Bundan sonraki süreçte ümit ediyorum ki TBMM’de oluşturulan bu komisyon, şimdiye kadar sürdürmüş olduğu müzakere olgunluğunu devam ettirerek fevkalade güçlü bir raporu yazacak ve bu sorunun ve Türkiye’nin demokratik standartlarının yükseltilmesiyle ilgili genel perspektifi ümit ediyorum ki en kısa süre içerisinde yazdığı bir raporla TBMM’ye sunacaktır. Bundan sonraki düzenlemelerin ne şekilde yapılacağı, bu komisyon raporları doğrultusunda TBMM’de bulunan değerli siyasi partilerin ortak çalışmasıyla sonlandırılacaktır. Ümit ediyorum ki aynen komisyon çalışmasında olduğu gibi Meclis çalışmasında Terörsüz Türkiye meselesi olgun bir şekilde ele alınarak süreç ilerletilir ve sonuçlar alınır.
Terörsüz Türkiye sadece TBMM’de oluşturduğumuz Milli Dayanışma Kardeşlik ve Demokrasi Komisyonu’nun görev alanında değildir. Bu bir devlet projesidir.
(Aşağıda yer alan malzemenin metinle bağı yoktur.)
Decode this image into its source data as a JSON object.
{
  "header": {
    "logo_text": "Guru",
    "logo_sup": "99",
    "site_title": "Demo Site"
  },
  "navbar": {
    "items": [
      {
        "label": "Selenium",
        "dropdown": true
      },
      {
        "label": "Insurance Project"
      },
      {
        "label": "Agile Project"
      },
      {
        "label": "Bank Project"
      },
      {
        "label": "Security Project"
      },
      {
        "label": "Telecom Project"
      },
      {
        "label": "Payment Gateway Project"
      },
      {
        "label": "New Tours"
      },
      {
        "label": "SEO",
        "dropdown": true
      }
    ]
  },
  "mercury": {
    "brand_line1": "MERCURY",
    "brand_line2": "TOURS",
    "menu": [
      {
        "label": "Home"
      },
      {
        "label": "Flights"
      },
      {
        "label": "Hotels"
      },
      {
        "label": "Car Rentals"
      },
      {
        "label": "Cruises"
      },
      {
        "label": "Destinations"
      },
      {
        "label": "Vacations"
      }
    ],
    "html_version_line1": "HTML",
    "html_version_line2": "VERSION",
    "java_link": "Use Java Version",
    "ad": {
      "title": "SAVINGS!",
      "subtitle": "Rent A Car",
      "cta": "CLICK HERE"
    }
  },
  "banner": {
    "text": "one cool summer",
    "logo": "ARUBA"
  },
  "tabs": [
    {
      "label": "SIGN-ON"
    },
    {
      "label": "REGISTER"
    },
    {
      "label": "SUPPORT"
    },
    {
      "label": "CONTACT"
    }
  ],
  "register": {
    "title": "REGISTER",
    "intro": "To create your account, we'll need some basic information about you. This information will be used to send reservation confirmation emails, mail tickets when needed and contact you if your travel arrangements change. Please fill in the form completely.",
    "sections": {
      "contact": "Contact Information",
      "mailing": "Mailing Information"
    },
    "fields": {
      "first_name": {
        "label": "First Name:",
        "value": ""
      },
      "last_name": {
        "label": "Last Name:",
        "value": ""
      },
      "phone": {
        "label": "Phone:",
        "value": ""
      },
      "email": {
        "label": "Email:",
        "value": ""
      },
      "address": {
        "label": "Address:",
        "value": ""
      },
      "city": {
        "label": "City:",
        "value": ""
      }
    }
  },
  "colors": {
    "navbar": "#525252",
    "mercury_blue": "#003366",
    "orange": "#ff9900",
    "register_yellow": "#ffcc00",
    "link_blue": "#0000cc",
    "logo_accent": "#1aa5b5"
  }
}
Devletin bütün ilgili kurumları, başta güvenlik kurumlarımız olmak üzere bu sürecin kazasız belasız yürütülmesi ve sonlandırılmasıyla ilgili olarak çok üst bir koordinasyonla görevlerini yerine getirmektedir. Aynı şekilde TBMM’deki komisyonumuzda bu süreçte üstümüze düşen demokratik denetim fonksiyonunun bir gereği olarak süreci fevkalade başarılı bir şekilde bu noktaya kadar getirmiştir. Ümit ederim ki sonuç alarak Türkiye tarihinde önemli bir tarihi fırsatın başarıyla sonuçlandırılmasına vesile olur.”
“Yeni bir eşiğe geldik”
Cumhurbaşkanlığı Kabinesi adına Cumhurbaşkanı Yardımcısı Cevdet Yılmaz’ın sunuş konuşmasıyla başladı.
Yılmaz konuşmasında özetle şunları söyledi:
“Türkiye, son 23 yılda, Sayın Cumhurbaşkanımızın dirayetli ve vizyoner liderliğinde makroekonomik istikrardan kurumsal reformlara, altyapıdan sosyal politikalara kadar pek çok alanda dünyaya örnek olacak bir kalkınma hamlesi ortaya koymuştur. Bu süre zarfında, uluslararası gelişmişlik sınıflandırmasında alt-orta gelir grubundan üst-orta gelir grubuna kalıcı şekilde yükselen bir Türkiye inşa ettik. Bu sadece ekonomik bir başarı değil; güçlü bir devlet aklının, kararlı bir liderliğin ve milletimizin azminin ortak eseridir.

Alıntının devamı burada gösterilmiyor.